Plasmons Enhance Detection of Wavefront Aberrations

A sensor that exploits plasmonics to gauge nanoscale distortions in lightwaves could yield more powerful tools for metrology and chemical sensing, as well as sharper microscopes.

The method detects wavefront aberrations indirectly by measuring changes in the reflectivity of gold films. It may be the first to use plasmons to address a classical optics problem, according to its developers at University College Dublin.

As light travels through water, the atmosphere and even human tissue its wavefront becomes distorted, blurring images and reducing resolution. It's possible to correct for these distortions with adaptive optics by precisely measuring the shape of the wavefront.

Such measurements — albeit on relatively large scales — are used in astronomy to correct for atmospheric distortion.

Conventional wavefront sensors work by either mechanically sampling wavefronts with microlenses or other devices or measuring interference patterns. The latter approach requires the extra step of ensuring that the interacting light waves are in phase — meaning their waveforms overlap precisely.

Cartesian wavefront derivatives can be determined by monitoring intensity variations across the reflected beam of light used to excite surface plasmon polaritons in the Kretschmann configuration. Courtesy of Optica/The Optical Society.

Now, by observing how efficiently incoming light creates surface plasmon polaritons (SPPs) on gold film, it's possible to derive previously undetectable nanoscale distortions in the wavefronts.

SPPs arise when light meets an electrically conducting material, causing electrons to oscillate in a wavelike pulse that travels across the material's surface. Any changes in the angle of incidence — as would occur from a distortion in the wavefront — affects the way the SPPs are formed. This directly affects how much light is reflected back from the surface.

"Since these polaritons are perfectly coupled to the light that forms them, any changes in their behavior would indicate a change in the waveform of light," said Brian Vohnsen, a senior lecturer at University College Dublin. "We make use of the attenuation of the signal from the gold surface to simply convert the wavefront shape — or slope — into an intensity difference in a beam of light."

This change is captured with cameras that are sensitive to minute changes in intensity.

To fully reconstruct the wavefront, the system requires two separate measurements made at 90° to one another.
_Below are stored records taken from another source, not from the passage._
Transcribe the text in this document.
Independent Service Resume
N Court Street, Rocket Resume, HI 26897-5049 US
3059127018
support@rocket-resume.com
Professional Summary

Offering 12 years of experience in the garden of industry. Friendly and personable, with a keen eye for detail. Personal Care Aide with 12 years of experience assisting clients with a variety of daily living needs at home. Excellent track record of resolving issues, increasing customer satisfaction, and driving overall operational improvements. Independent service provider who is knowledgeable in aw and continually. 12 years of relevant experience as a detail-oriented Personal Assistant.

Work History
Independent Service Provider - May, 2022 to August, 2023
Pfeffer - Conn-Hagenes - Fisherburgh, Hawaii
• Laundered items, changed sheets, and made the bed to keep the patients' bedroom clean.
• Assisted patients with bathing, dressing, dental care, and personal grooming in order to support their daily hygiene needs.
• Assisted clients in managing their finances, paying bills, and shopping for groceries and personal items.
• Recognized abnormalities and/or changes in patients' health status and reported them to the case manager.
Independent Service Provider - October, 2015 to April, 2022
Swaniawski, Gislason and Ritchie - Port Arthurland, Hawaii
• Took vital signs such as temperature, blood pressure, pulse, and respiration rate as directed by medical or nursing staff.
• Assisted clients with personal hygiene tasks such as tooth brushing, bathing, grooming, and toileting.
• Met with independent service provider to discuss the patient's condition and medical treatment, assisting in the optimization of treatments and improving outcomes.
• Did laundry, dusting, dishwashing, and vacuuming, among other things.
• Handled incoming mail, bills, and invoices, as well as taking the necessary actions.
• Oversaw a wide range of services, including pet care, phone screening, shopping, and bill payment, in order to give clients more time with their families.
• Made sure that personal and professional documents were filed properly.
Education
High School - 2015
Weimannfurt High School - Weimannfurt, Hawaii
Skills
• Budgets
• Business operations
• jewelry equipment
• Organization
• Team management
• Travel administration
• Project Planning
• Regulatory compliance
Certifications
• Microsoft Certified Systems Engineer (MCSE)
It is then possible to calculate the tiny changes in the actual wavefront based on the orthogonal intensity data points. The speed of the measurement is limited only by the speed of the cameras.

This type of sensor may find applications in the quality inspection of planar materials, films and coatings, the researchers said. It could also replace some wavefront sensors used in astronomy, microscopy and vision science.

The researchers are working to overcome two limitations in the current setup. The first is the requirement for simultaneous measurement of wavefront changes with two cameras. The second is improving the method by which the SPPs are "excited" on the surface of the gold film.

The results were published in Optica (doi: 10.1364/optica.2.001024 [open access]).